Does it matter if Jesus Christ was black or white?

If God created us in his own image, does the race of his beloved son really matter?

For some genuinely concerned people who want to make a change, the approach is somehow structured is a more plausible routine. Others have missed the slight margin between making your voice heard for a cause or simply wanting to go viral for the hype.

The quest to just join the masses without having foreknowledge of exactly what the story is about is also on the rise like stew (Hello Flowking Stone).

A small test to find out whether all the social media users involved in most rants care or just jump on the bandwagon proved a sad result.

Ghanaians woke up to a New York Times article titled:

‘Obesity was rising as Ghana embraced fast food. Then came KFC’

This article created a real buzz on social media with the writer having called Ghana’s president His Excellency Nana Addo Dankwa Akufo-Addo overweight.

Irrespective of the many rants, very few people actually did read the long article by New York Times as most people could not answer a simple question with a very clear answer in the article: Where does KFC Ghana import their chicken from?

But that did not stop them from joining the conversation from a seemingly well read angle. Deep down, it was just a social media fuzz.

So when a lot of people joined the Nivea pull it down campaign, it is very hard to ignore the fact that for most, that could just be their way of belonging on social media.

That topic, however, is for another day.

Racism is real. No doubt or question about that. In the effort to fight racism though, one might slightly fall in the zone of being racist to others too if not careful. So it’s a really hard fight to battle.

Nonetheless, in the face of religion, does it matter if Jesus Christ was black or white?

Mark Emery, a 30-year-old from Kentucky spent huge sums of money just to look like Jesus Christ. So obviously, the question of how does Jesus look came to mind.

Upon research, one would find a never-ending debate between Black Jesus and White Jesus.

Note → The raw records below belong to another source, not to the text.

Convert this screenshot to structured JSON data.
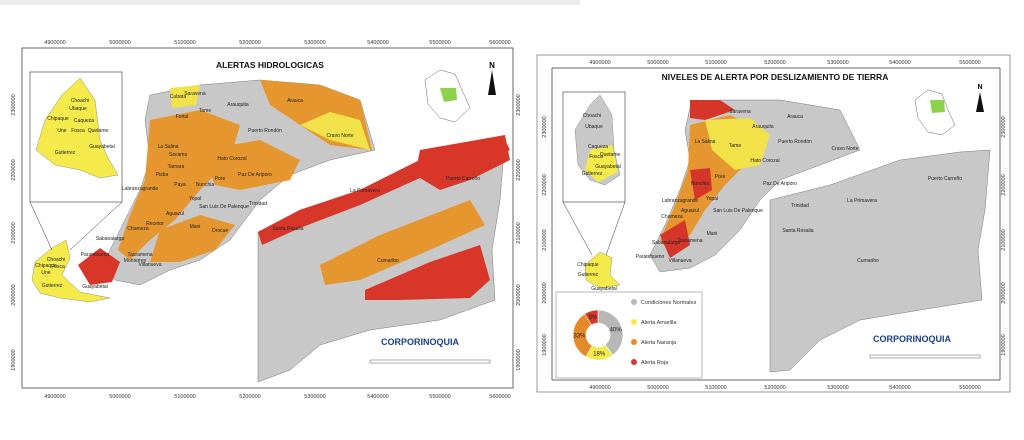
{
  "left_map": {
    "title": "ALERTAS HIDROLOGICAS",
    "x_ticks": [
      "4900000",
      "5000000",
      "5100000",
      "5200000",
      "5300000",
      "5400000",
      "5500000",
      "5600000"
    ],
    "y_ticks": [
      "2300000",
      "2200000",
      "2100000",
      "2000000",
      "1900000"
    ],
    "north": "N",
    "logo": "CORPORINOQUIA",
    "places": [
      "Saravena",
      "Arauca",
      "Arauquita",
      "Cubara",
      "Tame",
      "Fortul",
      "Puerto Rondón",
      "Cravo Norte",
      "Hato Corozal",
      "La Salina",
      "Sacama",
      "Paz De Ariporo",
      "Tamara",
      "Pore",
      "Nunchia",
      "Paya",
      "Pisba",
      "Trinidad",
      "Yopal",
      "San Luis De Palenque",
      "Labranzagrande",
      "Aguazul",
      "Recetor",
      "Chameza",
      "Orocue",
      "Mani",
      "Tauramena",
      "Monterrey",
      "Sabanalarga",
      "Villanueva",
      "Paratebueno",
      "Santa Rosalia",
      "La Primavera",
      "Puerto Carreño",
      "Cumaribo"
    ],
    "inset_places": [
      "Choachi",
      "Ubaque",
      "Chipaque",
      "Caqueza",
      "Une",
      "Fosca",
      "Quetame",
      "Guayabetal",
      "Gutierrez"
    ],
    "small_places": [
      "Choachi",
      "Chipaque",
      "Une",
      "Fosca",
      "Gutierrez",
      "Guayabetal"
    ]
  },
  "right_map": {
    "title": "NIVELES DE ALERTA POR DESLIZAMIENTO DE TIERRA",
    "x_ticks": [
      "4900000",
      "5000000",
      "5100000",
      "5200000",
      "5300000",
      "5400000",
      "5500000"
    ],
    "y_ticks": [
      "2300000",
      "2200000",
      "2100000",
      "2000000",
      "1900000"
    ],
    "north": "N",
    "logo": "CORPORINOQUIA",
    "places": [
      "Saravena",
      "Arauca",
      "Arauquita",
      "Tame",
      "Puerto Rondón",
      "Cravo Norte",
      "Hato Corozal",
      "La Salina",
      "Paz De Ariporo",
      "Pore",
      "Nunchia",
      "Trinidad",
      "Yopal",
      "San Luis De Palenque",
      "Labranzagrande",
      "Aguazul",
      "Chameza",
      "Mani",
      "Tauramena",
      "Sabanalarga",
      "Villanueva",
      "Paratebueno",
      "Santa Rosalia",
      "La Primavera",
      "Puerto Carreño",
      "Cumaribo"
    ],
    "inset_places": [
      "Choachi",
      "Ubaque",
      "Caqueza",
      "Fosca",
      "Quetame",
      "Guayabetal",
      "Gutierrez"
    ],
    "small_places": [
      "Chipaque",
      "Gutierrez",
      "Guayabetal"
    ],
    "donut": {
      "type": "pie",
      "categories": [
        "Condiciones Normales",
        "Alerta Amarilla",
        "Alerta Naranja",
        "Alerta Roja"
      ],
      "values": [
        40,
        18,
        33,
        9
      ],
      "value_labels": [
        "40%",
        "18%",
        "33%",
        "9%"
      ],
      "colors": [
        "#b8b8b8",
        "#f4ea4a",
        "#e58a2a",
        "#d63a2a"
      ]
    }
  }
}
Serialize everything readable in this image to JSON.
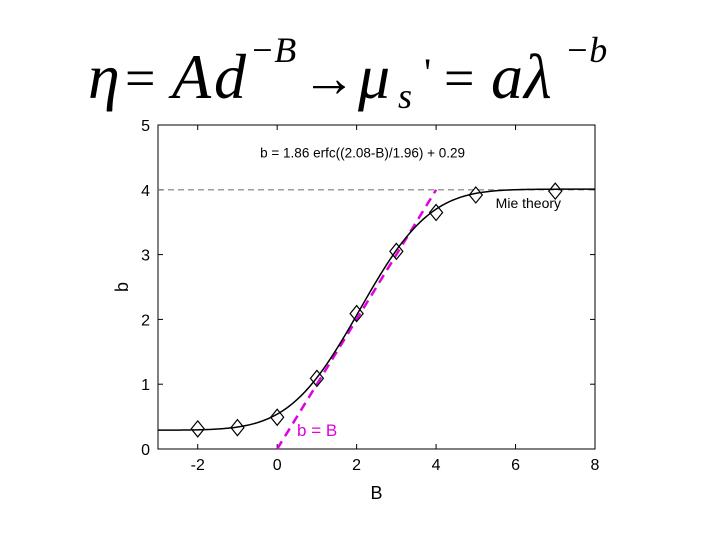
{
  "slide": {
    "equation": {
      "lhs_eta": "η",
      "eq1": "=",
      "A": "A",
      "d": "d",
      "exp_minus_B": "−B",
      "arrow": "→",
      "mu": "μ",
      "sub_s": "s",
      "prime": "'",
      "eq2": "=",
      "a": "a",
      "lambda": "λ",
      "exp_minus_b": "−b"
    }
  },
  "chart_data": {
    "type": "line",
    "xlabel": "B",
    "ylabel": "b",
    "xlim": [
      -3,
      8
    ],
    "ylim": [
      0,
      5
    ],
    "xticks": [
      -2,
      0,
      2,
      4,
      6,
      8
    ],
    "yticks": [
      0,
      1,
      2,
      3,
      4,
      5
    ],
    "xtick_labels": [
      "-2",
      "0",
      "2",
      "4",
      "6",
      "8"
    ],
    "ytick_labels": [
      "0",
      "1",
      "2",
      "3",
      "4",
      "5"
    ],
    "grid": false,
    "fit_formula": "b = 1.86 erfc((2.08-B)/1.96) + 0.29",
    "fit_params": {
      "amplitude": 1.86,
      "center": 2.08,
      "width": 1.96,
      "offset": 0.29
    },
    "reference_line": {
      "y": 4,
      "style": "dashed",
      "color": "#7f7f7f",
      "label": "Mie theory"
    },
    "identity_line": {
      "label": "b = B",
      "color": "#e000e0",
      "x_range": [
        0,
        4
      ]
    },
    "series": [
      {
        "marker": "diamond",
        "x": [
          -2,
          -1,
          0,
          1,
          2,
          3,
          4,
          5,
          7
        ],
        "y": [
          0.31,
          0.33,
          0.49,
          1.09,
          2.09,
          3.05,
          3.65,
          3.92,
          3.98
        ]
      }
    ],
    "colors": {
      "fit": "#000000",
      "identity": "#e000e0",
      "reference": "#7f7f7f"
    }
  }
}
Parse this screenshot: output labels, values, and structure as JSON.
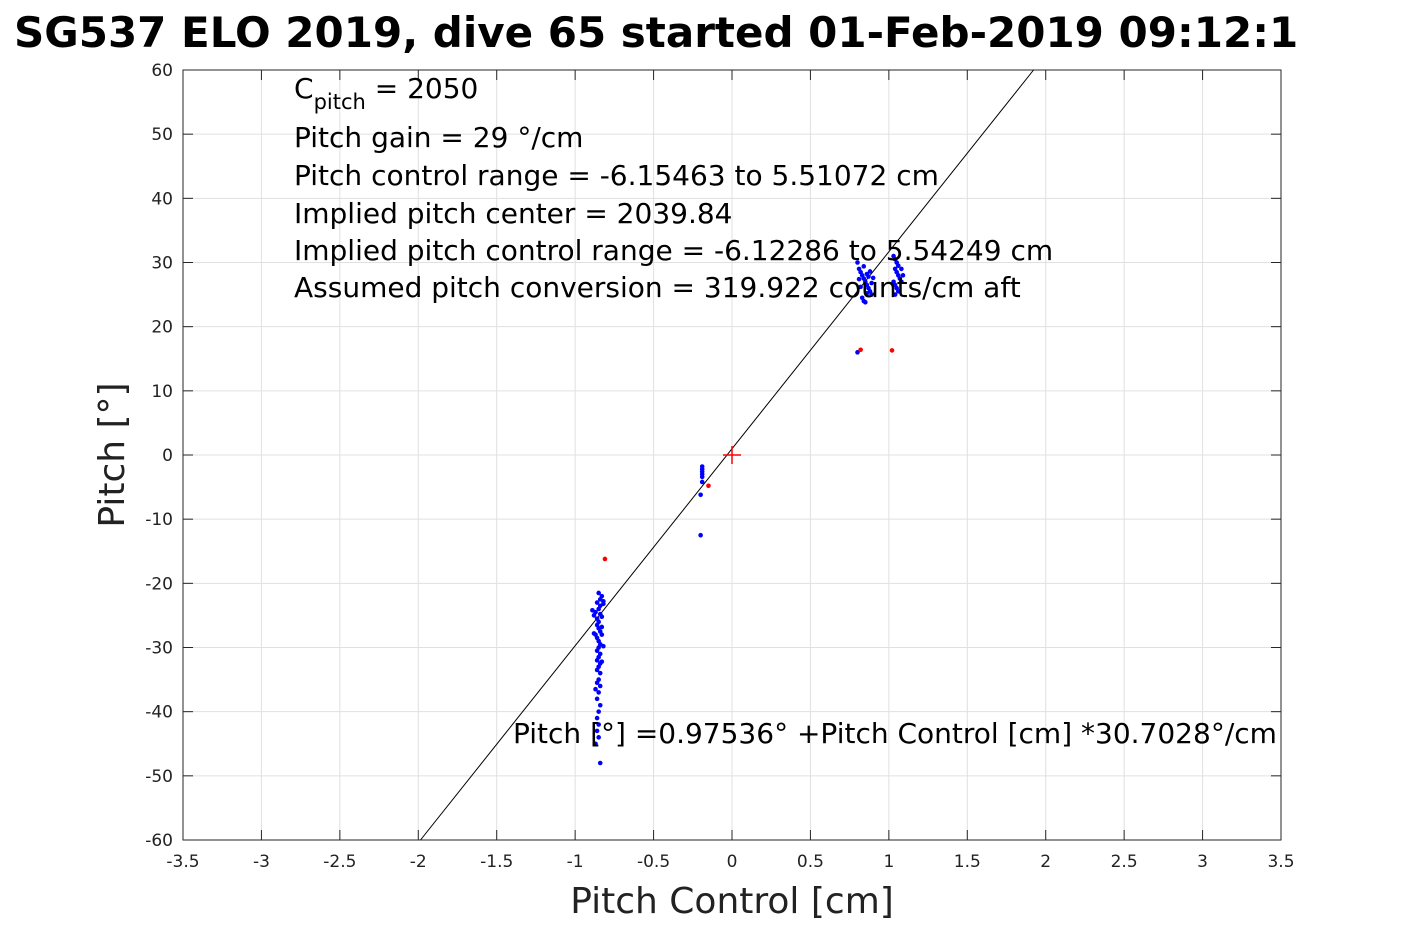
{
  "chart_data": {
    "type": "scatter",
    "title": "SG537 ELO 2019, dive 65 started 01-Feb-2019 09:12:1",
    "xlabel": "Pitch Control [cm]",
    "ylabel": "Pitch [°]",
    "xlim": [
      -3.5,
      3.5
    ],
    "ylim": [
      -60,
      60
    ],
    "xticks": [
      "-3.5",
      "-3",
      "-2.5",
      "-2",
      "-1.5",
      "-1",
      "-0.5",
      "0",
      "0.5",
      "1",
      "1.5",
      "2",
      "2.5",
      "3",
      "3.5"
    ],
    "yticks": [
      "-60",
      "-50",
      "-40",
      "-30",
      "-20",
      "-10",
      "0",
      "10",
      "20",
      "30",
      "40",
      "50",
      "60"
    ],
    "grid": true,
    "annotations": {
      "c_pitch_symbol": "C",
      "c_pitch_subscript": "pitch",
      "c_pitch_value": " = 2050",
      "pitch_gain": "Pitch gain = 29 °/cm",
      "pitch_control_range": "Pitch control range = -6.15463 to 5.51072 cm",
      "implied_center": "Implied pitch center = 2039.84",
      "implied_range": "Implied pitch control range = -6.12286 to 5.54249 cm",
      "assumed_conversion": "Assumed pitch conversion = 319.922 counts/cm aft",
      "fit_equation": "Pitch [°] =0.97536° +Pitch Control [cm] *30.7028°/cm"
    },
    "fit_line": {
      "intercept": 0.97536,
      "slope": 30.7028,
      "color": "#000000"
    },
    "center_marker": {
      "x": 0,
      "y": 0,
      "color": "#ff0000"
    },
    "series": [
      {
        "color": "#0000ff",
        "points": [
          [
            -0.85,
            -21.5
          ],
          [
            -0.84,
            -22.5
          ],
          [
            -0.83,
            -22
          ],
          [
            -0.86,
            -23
          ],
          [
            -0.85,
            -24
          ],
          [
            -0.84,
            -23.5
          ],
          [
            -0.87,
            -24.5
          ],
          [
            -0.88,
            -25
          ],
          [
            -0.86,
            -25.5
          ],
          [
            -0.85,
            -26
          ],
          [
            -0.84,
            -24.8
          ],
          [
            -0.83,
            -25.2
          ],
          [
            -0.89,
            -24.2
          ],
          [
            -0.82,
            -23.2
          ],
          [
            -0.86,
            -26.5
          ],
          [
            -0.85,
            -27
          ],
          [
            -0.84,
            -27.5
          ],
          [
            -0.83,
            -28
          ],
          [
            -0.86,
            -28.5
          ],
          [
            -0.85,
            -29
          ],
          [
            -0.84,
            -29.5
          ],
          [
            -0.85,
            -30
          ],
          [
            -0.86,
            -30.5
          ],
          [
            -0.84,
            -31
          ],
          [
            -0.85,
            -31.5
          ],
          [
            -0.86,
            -32
          ],
          [
            -0.84,
            -32.5
          ],
          [
            -0.85,
            -33
          ],
          [
            -0.86,
            -33.5
          ],
          [
            -0.84,
            -34
          ],
          [
            -0.85,
            -35
          ],
          [
            -0.86,
            -35.5
          ],
          [
            -0.84,
            -36
          ],
          [
            -0.85,
            -37
          ],
          [
            -0.86,
            -38
          ],
          [
            -0.84,
            -39
          ],
          [
            -0.85,
            -40
          ],
          [
            -0.86,
            -41
          ],
          [
            -0.85,
            -42
          ],
          [
            -0.86,
            -43
          ],
          [
            -0.85,
            -44
          ],
          [
            -0.87,
            -45
          ],
          [
            -0.84,
            -48
          ],
          [
            -0.82,
            -22.8
          ],
          [
            -0.83,
            -26.8
          ],
          [
            -0.87,
            -28
          ],
          [
            -0.88,
            -27.8
          ],
          [
            -0.82,
            -29.8
          ],
          [
            -0.83,
            -32.2
          ],
          [
            -0.87,
            -36.5
          ],
          [
            -0.19,
            -1.8
          ],
          [
            -0.19,
            -2.2
          ],
          [
            -0.19,
            -2.6
          ],
          [
            -0.19,
            -3
          ],
          [
            -0.19,
            -3.4
          ],
          [
            -0.19,
            -4.2
          ],
          [
            -0.2,
            -6.2
          ],
          [
            -0.2,
            -12.5
          ],
          [
            0.8,
            30
          ],
          [
            0.81,
            29
          ],
          [
            0.82,
            28.5
          ],
          [
            0.83,
            28
          ],
          [
            0.84,
            27.5
          ],
          [
            0.85,
            27
          ],
          [
            0.86,
            26.5
          ],
          [
            0.87,
            26
          ],
          [
            0.88,
            25.5
          ],
          [
            0.89,
            25
          ],
          [
            0.83,
            24.5
          ],
          [
            0.84,
            24
          ],
          [
            0.85,
            23.8
          ],
          [
            0.86,
            25.2
          ],
          [
            0.87,
            27.8
          ],
          [
            0.88,
            28.6
          ],
          [
            0.82,
            26.2
          ],
          [
            0.81,
            27.4
          ],
          [
            0.89,
            26.8
          ],
          [
            0.9,
            27.6
          ],
          [
            0.84,
            29.4
          ],
          [
            0.86,
            28.2
          ],
          [
            0.8,
            16
          ],
          [
            1.03,
            31
          ],
          [
            1.04,
            30.5
          ],
          [
            1.05,
            30
          ],
          [
            1.06,
            29.5
          ],
          [
            1.04,
            29
          ],
          [
            1.05,
            28.5
          ],
          [
            1.06,
            28
          ],
          [
            1.07,
            27.5
          ],
          [
            1.03,
            27
          ],
          [
            1.04,
            26.5
          ],
          [
            1.05,
            26
          ],
          [
            1.06,
            25.5
          ],
          [
            1.04,
            25
          ],
          [
            1.08,
            29
          ],
          [
            1.09,
            28
          ],
          [
            1.08,
            27
          ]
        ]
      },
      {
        "color": "#ff0000",
        "points": [
          [
            -0.81,
            -16.2
          ],
          [
            -0.15,
            -4.8
          ],
          [
            0.82,
            16.4
          ],
          [
            1.02,
            16.3
          ]
        ]
      }
    ]
  }
}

For the sake of Christianity, is that even necessary?

People may argue the point that letting others know Jesus was black or white may ‘deliver’ them from some form of mental slavery.

However, there’s been a series of Bible verses pointing out how stressing on these petty things could be kind of vanity in the end.

Genesis 1:26 states:

“Let us make mankind in our image, in our likeness, so that they may rule over the fish in the sea and the birds in the sky, over the livestock and all the wild animals, and over all the creatures that move along the ground.”

If so, the image of God should have no colour. Neither should the image of God be concerned about the race of God’s beloved son, Jesus Christ. Whether Jesus is from Africa or Europe should be purely irrelevant.

Because frankly speaking, there’s no point. The only point is winning souls for Christ irrespective of their background as stated in Mark 16:15:

‘And He said to them, “Go into all the world and preach the gospel to every creature.”’

So cultural appropriation and racial discrimination when it comes to Jesus Christ is not a gospel truth to preach.

Find a more relevant case, be a genuine activist and stop the cheap publicity and ‘look cool’ factor on social media.

And if you’re not a Christian or don’t believe in the Bible, why do you even care?